Our mistakes are what makes us better at what we do, and being downright crap at something and recognising the uncertainty puts us in a much better position to advance in our strengths. There are winners and losers and we must learn this from a young age. You can’t be good at everything, and that’s ok. Find your niche, strengths, interest and weakness. Recognise success and recognise failure. One is not possible without the other. There will be people better than you – use it to your advantage Another great topic discussed in this book is our unfulfilled need to be the best at everything; to be the most successful, to have the most friends, to be happy, have the most attractive partner, or at least to be perceived as being the best. In a society where we aspire to an Instagram feed, we adopt values that are superficial and self destructive.
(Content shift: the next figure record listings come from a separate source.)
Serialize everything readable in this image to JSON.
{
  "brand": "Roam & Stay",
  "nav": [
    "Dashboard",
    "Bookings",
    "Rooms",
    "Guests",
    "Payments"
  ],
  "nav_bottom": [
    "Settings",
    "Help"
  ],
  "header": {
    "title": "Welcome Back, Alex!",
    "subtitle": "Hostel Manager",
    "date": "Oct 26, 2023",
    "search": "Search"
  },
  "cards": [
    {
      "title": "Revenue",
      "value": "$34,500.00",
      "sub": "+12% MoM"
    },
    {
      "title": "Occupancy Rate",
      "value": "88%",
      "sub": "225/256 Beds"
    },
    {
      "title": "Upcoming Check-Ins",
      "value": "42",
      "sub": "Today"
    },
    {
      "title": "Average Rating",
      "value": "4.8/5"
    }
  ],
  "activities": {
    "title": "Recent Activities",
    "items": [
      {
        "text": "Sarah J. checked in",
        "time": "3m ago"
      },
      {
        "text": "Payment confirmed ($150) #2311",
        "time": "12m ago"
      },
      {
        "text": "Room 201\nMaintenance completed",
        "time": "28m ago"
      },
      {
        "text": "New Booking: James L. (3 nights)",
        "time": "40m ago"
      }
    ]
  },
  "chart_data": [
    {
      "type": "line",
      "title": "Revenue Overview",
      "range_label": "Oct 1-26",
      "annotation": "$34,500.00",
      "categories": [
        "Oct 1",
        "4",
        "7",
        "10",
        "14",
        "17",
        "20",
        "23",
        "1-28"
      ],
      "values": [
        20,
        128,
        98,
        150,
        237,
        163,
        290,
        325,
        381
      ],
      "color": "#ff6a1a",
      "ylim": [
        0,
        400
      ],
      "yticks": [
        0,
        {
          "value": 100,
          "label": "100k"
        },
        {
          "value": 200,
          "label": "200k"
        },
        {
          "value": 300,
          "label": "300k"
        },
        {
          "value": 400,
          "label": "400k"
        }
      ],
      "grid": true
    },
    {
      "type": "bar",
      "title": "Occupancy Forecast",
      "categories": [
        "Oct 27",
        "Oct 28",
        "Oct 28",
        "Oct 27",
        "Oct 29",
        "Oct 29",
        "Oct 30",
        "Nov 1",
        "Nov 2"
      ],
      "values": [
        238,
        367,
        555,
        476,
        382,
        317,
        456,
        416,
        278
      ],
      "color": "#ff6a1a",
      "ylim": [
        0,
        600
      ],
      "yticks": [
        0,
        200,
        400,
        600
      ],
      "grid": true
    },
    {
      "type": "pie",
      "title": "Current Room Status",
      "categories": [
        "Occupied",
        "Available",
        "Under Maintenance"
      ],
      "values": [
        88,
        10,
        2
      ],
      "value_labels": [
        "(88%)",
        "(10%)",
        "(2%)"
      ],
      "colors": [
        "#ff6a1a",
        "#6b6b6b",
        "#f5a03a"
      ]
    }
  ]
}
As well as being made to feel inferior by our misconception of society’s norm, we’re fed the ridiculous notion that we can all be great, all be unique, all be winners. If we are all the something, then we’re all just average anyway. In business, there will be people better than you, that’s why you hire them, or join them. A successful entrepreneur is one that can step back, pass the baton and do what is right for the business. These days, one of my greatest enjoyments is watching my team succeed. To do that I have had to learn to let go, and be challenged. Ultimately I didn’t get into business to work 100 hours a week, so by letting go and empowering my team, we are a better agency because of it. Just learn to accept that we can’t be the best at everything, and when we stop trying to be, and setting ourselves up for a lifetime of inadequacies, we would have just freed up a lot of time to apply ourselves to where it matters.